Global Variables

Last time we finished up our series on looping with a look at common uses for goto. Today we're starting a new series examining variables in Objective-C. Our first topic in the series is global variables.

Any variable declared outside of a function or method, class @interface or struct declaration is a global variable:

int count1; // global

int main(int argc, char *argv[]) {
  int count2; // local to main()


By default, global variables are initialized to zero. For regular pointer types (including regular C strings) this means NULL is the default value; for Objective-C object pointers, it's nil by default. (This is different than local variables, which don't have a guaranteed initial value and thus should always be explicitly initialized.)
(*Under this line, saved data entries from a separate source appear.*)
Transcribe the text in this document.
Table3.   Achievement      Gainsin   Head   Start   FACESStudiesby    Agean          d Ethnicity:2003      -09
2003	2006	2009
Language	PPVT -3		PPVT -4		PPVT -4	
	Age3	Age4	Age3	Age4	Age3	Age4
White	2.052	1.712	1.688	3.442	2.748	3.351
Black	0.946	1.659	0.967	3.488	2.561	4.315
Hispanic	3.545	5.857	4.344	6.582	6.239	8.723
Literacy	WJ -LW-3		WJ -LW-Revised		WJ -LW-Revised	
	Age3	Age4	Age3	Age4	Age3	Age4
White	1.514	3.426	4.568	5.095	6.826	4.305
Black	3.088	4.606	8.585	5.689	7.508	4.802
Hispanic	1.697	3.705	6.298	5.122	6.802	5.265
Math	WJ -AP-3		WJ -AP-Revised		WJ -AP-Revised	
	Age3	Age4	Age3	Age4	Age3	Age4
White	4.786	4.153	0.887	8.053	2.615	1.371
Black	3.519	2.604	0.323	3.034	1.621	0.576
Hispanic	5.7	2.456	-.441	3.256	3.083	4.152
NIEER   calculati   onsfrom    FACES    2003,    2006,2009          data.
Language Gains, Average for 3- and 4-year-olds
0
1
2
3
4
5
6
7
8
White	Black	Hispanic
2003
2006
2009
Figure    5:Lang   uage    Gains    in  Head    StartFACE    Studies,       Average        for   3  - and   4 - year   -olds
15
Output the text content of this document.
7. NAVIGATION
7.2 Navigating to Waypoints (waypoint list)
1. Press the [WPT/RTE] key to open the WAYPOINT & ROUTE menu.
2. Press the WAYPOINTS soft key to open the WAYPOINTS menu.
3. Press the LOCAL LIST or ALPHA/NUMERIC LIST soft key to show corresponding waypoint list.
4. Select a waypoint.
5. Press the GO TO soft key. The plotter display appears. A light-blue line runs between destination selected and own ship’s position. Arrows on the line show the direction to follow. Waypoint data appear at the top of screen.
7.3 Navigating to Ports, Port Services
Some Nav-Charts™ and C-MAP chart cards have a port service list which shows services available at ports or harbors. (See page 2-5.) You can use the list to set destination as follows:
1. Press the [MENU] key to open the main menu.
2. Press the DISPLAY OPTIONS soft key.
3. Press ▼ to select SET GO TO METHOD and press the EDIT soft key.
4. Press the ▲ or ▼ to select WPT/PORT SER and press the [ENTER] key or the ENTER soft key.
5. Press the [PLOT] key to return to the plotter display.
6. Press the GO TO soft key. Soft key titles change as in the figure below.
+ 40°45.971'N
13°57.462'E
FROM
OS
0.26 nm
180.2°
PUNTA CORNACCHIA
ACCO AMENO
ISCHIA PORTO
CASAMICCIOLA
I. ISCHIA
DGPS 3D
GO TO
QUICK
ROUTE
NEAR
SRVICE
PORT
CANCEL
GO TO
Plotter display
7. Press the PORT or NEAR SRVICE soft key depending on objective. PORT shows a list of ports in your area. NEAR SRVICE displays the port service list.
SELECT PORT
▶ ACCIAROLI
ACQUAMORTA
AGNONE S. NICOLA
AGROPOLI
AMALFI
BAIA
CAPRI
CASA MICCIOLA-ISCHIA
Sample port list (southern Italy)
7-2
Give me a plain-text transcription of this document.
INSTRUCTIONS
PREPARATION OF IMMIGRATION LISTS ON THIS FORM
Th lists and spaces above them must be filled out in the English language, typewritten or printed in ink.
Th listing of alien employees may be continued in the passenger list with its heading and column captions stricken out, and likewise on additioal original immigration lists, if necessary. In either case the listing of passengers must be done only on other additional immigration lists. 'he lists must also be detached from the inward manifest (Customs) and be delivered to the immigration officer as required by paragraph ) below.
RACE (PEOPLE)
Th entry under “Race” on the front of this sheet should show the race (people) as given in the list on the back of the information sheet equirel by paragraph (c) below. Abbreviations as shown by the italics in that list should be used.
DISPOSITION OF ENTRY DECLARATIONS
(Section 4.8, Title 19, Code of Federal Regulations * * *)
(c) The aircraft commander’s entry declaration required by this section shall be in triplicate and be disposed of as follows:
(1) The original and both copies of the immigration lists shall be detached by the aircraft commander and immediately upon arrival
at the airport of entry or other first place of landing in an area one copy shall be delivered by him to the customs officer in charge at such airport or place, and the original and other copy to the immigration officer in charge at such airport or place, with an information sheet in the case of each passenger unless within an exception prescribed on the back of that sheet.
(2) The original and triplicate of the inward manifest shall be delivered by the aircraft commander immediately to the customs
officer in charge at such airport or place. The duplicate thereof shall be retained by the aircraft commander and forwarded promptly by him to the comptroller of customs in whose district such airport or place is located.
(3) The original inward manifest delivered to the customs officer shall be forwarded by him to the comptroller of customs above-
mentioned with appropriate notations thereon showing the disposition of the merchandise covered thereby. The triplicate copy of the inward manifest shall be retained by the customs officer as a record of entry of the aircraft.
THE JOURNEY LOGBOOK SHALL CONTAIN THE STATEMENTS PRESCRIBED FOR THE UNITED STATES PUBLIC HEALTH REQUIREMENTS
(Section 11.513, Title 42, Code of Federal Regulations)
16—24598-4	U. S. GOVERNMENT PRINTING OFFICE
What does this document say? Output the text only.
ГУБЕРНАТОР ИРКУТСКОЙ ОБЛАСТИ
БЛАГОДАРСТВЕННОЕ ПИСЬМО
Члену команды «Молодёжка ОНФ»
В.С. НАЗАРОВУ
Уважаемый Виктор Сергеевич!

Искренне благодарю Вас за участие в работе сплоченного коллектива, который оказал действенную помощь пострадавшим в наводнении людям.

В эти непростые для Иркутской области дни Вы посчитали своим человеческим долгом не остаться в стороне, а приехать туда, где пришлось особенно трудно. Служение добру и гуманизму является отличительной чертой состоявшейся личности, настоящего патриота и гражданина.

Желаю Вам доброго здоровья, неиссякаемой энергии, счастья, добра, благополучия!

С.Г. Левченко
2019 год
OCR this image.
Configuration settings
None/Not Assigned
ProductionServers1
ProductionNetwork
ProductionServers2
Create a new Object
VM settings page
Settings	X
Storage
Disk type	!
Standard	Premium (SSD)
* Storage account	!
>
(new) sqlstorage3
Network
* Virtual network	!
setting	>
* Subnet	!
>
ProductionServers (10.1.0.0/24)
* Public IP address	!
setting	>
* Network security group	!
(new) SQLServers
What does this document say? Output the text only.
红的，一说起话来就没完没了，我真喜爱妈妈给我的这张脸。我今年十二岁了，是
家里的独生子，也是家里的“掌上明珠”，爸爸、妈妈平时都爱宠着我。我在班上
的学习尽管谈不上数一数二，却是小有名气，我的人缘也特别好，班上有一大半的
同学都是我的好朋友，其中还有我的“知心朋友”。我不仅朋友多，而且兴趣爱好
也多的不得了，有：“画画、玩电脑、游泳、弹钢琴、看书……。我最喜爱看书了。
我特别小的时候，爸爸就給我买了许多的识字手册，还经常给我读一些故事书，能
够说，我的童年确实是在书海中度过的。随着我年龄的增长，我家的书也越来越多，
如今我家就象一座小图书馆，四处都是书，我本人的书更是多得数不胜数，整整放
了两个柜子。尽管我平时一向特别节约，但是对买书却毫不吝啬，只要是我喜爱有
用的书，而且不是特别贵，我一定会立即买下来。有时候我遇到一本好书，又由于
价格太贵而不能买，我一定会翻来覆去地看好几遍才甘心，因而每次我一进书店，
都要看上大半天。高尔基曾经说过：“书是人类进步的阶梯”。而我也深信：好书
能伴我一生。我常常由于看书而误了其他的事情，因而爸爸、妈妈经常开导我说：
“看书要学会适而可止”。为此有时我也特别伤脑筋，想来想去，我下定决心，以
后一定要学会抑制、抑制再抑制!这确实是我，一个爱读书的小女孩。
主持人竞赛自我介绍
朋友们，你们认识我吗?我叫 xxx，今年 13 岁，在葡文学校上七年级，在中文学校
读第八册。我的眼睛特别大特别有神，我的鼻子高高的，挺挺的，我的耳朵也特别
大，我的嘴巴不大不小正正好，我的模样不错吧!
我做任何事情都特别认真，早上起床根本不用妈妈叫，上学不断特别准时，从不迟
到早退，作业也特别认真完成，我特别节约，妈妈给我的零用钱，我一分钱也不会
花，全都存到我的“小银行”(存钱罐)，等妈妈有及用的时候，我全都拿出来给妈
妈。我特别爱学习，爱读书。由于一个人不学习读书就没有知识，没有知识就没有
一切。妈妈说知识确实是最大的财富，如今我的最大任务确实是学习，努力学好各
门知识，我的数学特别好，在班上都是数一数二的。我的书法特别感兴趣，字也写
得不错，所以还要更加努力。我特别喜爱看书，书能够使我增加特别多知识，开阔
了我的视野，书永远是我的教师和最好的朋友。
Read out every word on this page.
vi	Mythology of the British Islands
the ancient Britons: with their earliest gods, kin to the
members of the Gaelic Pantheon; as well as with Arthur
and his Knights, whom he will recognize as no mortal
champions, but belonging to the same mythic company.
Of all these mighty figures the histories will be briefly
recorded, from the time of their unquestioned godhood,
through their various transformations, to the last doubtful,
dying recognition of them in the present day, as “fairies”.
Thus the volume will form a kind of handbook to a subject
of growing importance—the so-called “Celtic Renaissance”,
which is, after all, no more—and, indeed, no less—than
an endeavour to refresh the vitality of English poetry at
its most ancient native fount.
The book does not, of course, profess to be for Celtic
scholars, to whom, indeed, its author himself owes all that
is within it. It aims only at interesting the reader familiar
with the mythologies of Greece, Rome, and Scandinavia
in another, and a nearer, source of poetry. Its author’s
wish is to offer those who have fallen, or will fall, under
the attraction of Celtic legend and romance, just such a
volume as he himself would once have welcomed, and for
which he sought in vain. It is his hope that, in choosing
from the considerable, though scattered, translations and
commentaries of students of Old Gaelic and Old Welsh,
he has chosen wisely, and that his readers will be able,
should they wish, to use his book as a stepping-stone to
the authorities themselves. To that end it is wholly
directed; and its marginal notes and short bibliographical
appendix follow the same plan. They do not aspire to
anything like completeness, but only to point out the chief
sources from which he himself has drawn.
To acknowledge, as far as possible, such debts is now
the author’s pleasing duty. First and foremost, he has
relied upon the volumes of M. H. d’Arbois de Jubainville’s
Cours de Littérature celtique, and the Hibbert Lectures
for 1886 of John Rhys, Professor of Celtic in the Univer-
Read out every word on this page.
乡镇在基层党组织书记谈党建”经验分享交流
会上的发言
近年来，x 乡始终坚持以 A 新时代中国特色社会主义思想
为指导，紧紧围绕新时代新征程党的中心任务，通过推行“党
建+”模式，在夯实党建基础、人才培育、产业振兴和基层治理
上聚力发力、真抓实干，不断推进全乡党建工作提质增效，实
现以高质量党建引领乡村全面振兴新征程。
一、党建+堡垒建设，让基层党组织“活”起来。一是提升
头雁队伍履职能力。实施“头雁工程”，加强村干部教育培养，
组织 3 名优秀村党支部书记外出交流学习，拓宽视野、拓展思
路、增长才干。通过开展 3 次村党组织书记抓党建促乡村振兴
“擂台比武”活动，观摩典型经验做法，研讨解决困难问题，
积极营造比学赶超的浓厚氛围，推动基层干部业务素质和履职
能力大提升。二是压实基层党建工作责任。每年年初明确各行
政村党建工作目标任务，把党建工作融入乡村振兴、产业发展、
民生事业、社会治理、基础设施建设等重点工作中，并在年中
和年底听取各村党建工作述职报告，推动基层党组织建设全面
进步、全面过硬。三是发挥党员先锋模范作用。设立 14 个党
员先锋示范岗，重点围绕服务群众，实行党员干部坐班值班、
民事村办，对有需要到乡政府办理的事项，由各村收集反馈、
A global variable can be assigned an initial value when defined, but there's a tricky restriction: the initial value must be something the compiler can calculate at compile time. In general, this means you can only use literal values like numbers, characters and string literals, and you can only use basic numeric operators. Here are some examples of global variables with legal initial values:

int count; // defaults to 0
int daysPerYear = 365;
int secondsPerDay = 24 * 60 * 60;

Unfortunately you can't call functions or methods or use other global variables when assigning initial values. Here are some examples of illegal initial values for global variables:


// ERROR: function call not allowed
size_t titleLength = strlen("Objective-C Tuesdays");

// ERROR:  method call not allowed
NSUInteger subtitleLength = [@"global variables" length];

// ERROR:  calculation uses other global variables
unsigned long totalLength = titleLength + subtitleLength;

This restriction generally means that global Objective-C object types can't be initialized when they're declared:

NSArray *array = [[NSArray alloc] initWithObjects:@"one", @"two", nil];

There is one exception: NSString global variables can be initialized with Objective-C string literals (those special @ strings):

NSString *title = @"Objective-C Tuesdays";

If you need to do some complex initialization on your global variables, your only choice is to do it explicitly when your program starts. There are a few common places to do this sort of work:

If the global variable is closely associated with a particular class, the +initialize method for that class is a good way to keep related code grouped together. Otherwise, -applicationDidFinishLaunching: is commonly used in Cocoa-touch programs while the start of main() is the traditional place in C programs.